Japan’s Prime Minister Shinzo Abe gestures as he speaks during a press conference at his official residence in Tokyo on September 25, 2017. Abe called a snap election, hoping to capitalise on rising support as tensions with nearby North Korea reach fever pitch. Toru YAMANAKA / AFP
FILE PHOTO Japanese Prime Minister, Shinzo Abe                                                          Credit: AFP

 

A Japanese lawmaker has come under fire after saying women should have several children or risk becoming a burden on the state.

Kanji Kato, a 72-year-old MP in Prime Minister Shizo Abe’s ruling Liberal Democratic Party (LDP), said newlyweds should raise at least three children.

The minister in charge of women’s empowerment on Saturday lashed out at his remarks.

“It was a terrible gaffe,” Seiko Noda, who is also internal affairs minister and a senior member of the LDP, said in a speech, according to local media.

Giving birth was different to making products, she said, adding: “The number of children won’t increase by just making such remarks.”

Earlier this week Kato reportedly told a group of LDP members: “I ask bridal couples to bear and raise more than three children for sure.”

Kato also said he often told young women that if they do not get married and have no offspring, they will end up in a care home run with the taxes of other people’s children.

Kato later retracted his remarks.

Rapidly-greying Japan has one of the world’s lowest birth rates and authorities are trying out several policies to encourage people to have more children.
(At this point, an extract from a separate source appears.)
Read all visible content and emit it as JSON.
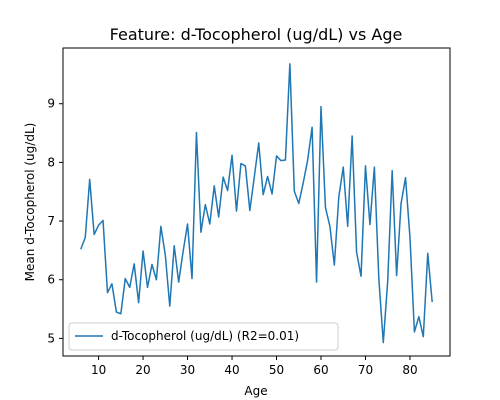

Last year about 941,000 children were born in Japan, the lowest since the national survey started in 1899.

In 2003, former prime minister Yoshiro Mori drew fire for suggesting childless women should be denied welfare payments in old age.

Mori said: “Women who have not had a single child get old after their wonderful free life and then ask for public money (in welfare). That doesn’t make sense at all.”

In 2007, then-health minister Hakuo Yanagisawa infamously referred to women as “child-bearing machines”.